Los protagonistas del comercio ilegal -según sus propios datos- tienen como principales aliados a los policías, pero aseguraron que ahora también cuentan con el “contacto” de actuales comandantes de las Fuerzas Armadas (FFAA).

“Le decimos así porque los dueños de los terrenos que sirven para sus sendas y tienen cuartos para almacenar, cobran (a los contrabandistas) 100 y 200 bolivianos, según la cantidad de cerveza que meten lomeando por estos senderos (cargados en la espalda o en pequeños carritos de fierro)”, explicó uno de los militares con los que Página Siete logró contacto.

“El contrabando hormiga con coimas de unos 100 o hasta 1.000 bolivianos está relegado para los de bajo rango (aduaneros y policías), las cargas en camiones ya son negocio de los jefes (comandantes militares, directores en la Aduana) y los tíos (coroneles de la Policía).
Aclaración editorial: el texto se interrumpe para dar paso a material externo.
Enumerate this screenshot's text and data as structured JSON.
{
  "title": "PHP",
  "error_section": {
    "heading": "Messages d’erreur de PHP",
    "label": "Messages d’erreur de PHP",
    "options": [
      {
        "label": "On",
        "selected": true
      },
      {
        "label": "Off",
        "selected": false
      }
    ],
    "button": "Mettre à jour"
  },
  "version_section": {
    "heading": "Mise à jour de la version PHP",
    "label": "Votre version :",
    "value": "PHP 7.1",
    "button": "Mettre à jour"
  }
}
Es otro nivel, por camiones”, sostuvo otro oficial destinado en la zona, que pidió reserva de su identidad y cargo.

Noah

Pero si de contrabando hormiga se trata, el más habitual y efectivo es el que se da por medio de los taxis que cruzan la frontera. Los más usados son vehículoa Toyota tipo Noah, en cuyo interior pueden cargar “hasta un pallet y medio”, explicó uno de los taxistas de Arroyo Concepción, en el municipio de Puerto Quijarro, la zona de ingreso desde Brasil.

El pallet es una base hecha de listones de madera, de un metro cuadrado aproximadamente, usado para mover mercaderías en montacargas. Una de esas estructuras puede contener hasta 400 paquetes de 12 latas de cerveza, según la marca y tamaño. Para el contrabando, los pallets se desechan y su nombre sólo se usa como una referencia de tamaño y cantidad.

“En el Noah cargas un pallet y medio, pagas 350 o 400 bolivianos. Tú ya no le pagas al policía, eso lo arregla el (chofer) del Noah. Eso pagan a los del puesto (de la Policía Boliviana) en la frontera”, explicó a Página Siete una de las comerciantes mayoristas.

En la zona, uno de los militares del Comando Estratégico Operacional (CEO), que pidió reserva de su identidad, explicó que los productos de más contrabando son las zapatillas deportivas, las cubiertas de celular, alimentos, gaseosas y la cerveza. Conti, Brahma, Glaciar y Skol, Prohibida, Kaiser, Samba y Nova Schin son las marcas más requeridas.

Una guía que se ofreció a dar datos para el recorrido en Puerto Quijarro, reiteró que la zona es muy peligrosa, que tanto los comerciantes de las bebidas alcohólicas como los vecinos son muy susceptibles de los extraños que hacen muchas preguntas y por supuesto “es mejor no identificarse como periodista y pasar como otro cliente mayorista. Acá (Puerto Quijarro) todo el pueblo vive del contrabando”, aseguró.

Los pobladores de Arroyo Concepción admitieron que las propias autoridades municipales lograron su patrimonio por medio del contrabando. En una de las avenidas principales, los vecinos señalaron como resultado de ese “trabajo” un hotel de lujo, propiedad de un edil.

“Oiga, pero si él logró sus cosas (ser dueño del hotel) es porque le dejaron, ¿no? Si el Gobierno no te da trabajo pues, uno está obligado a buscarse la vida para dar sustento a la familia”, defendió un taxista a una autoridad municipal.

El funcionario es señalado por fomentar el contrabando y no se encontraba disponible para la entrevista.

Socios

Según las explicaciones recogidas entre choferes de los Noah, vendedoras mayoristas (bolivianas) en el lado de Corumbá y funcionarios aduaneros, el principal “socio” para este “método” de comercio ilegal es el “policía amigo”.

“Le envías la foto del taxi en el que estás entrando (con el pallet de cerveza, desde Brasil) y él te dice que a qué hora debes pasar, cuando esté de turno”, explicó otro taxista.
Cervezas de Brasil, comisadas

La versión del guía, tanto por el tipo de economía como sobre los riesgos y la agresividad con la que puede reaccionar la población ante quienes cuestionan su forma de “ganarse la vida” parecen exagerados. Pero las advertencias y comentarios inverosímiles tienen base en hechos reales; entre ellos está la quema de unidades policiales, saqueos a almacenes de la Aduana Nacional Boliviana (ANB) y enfrentamientos con uso de armas de fuego contra los militares.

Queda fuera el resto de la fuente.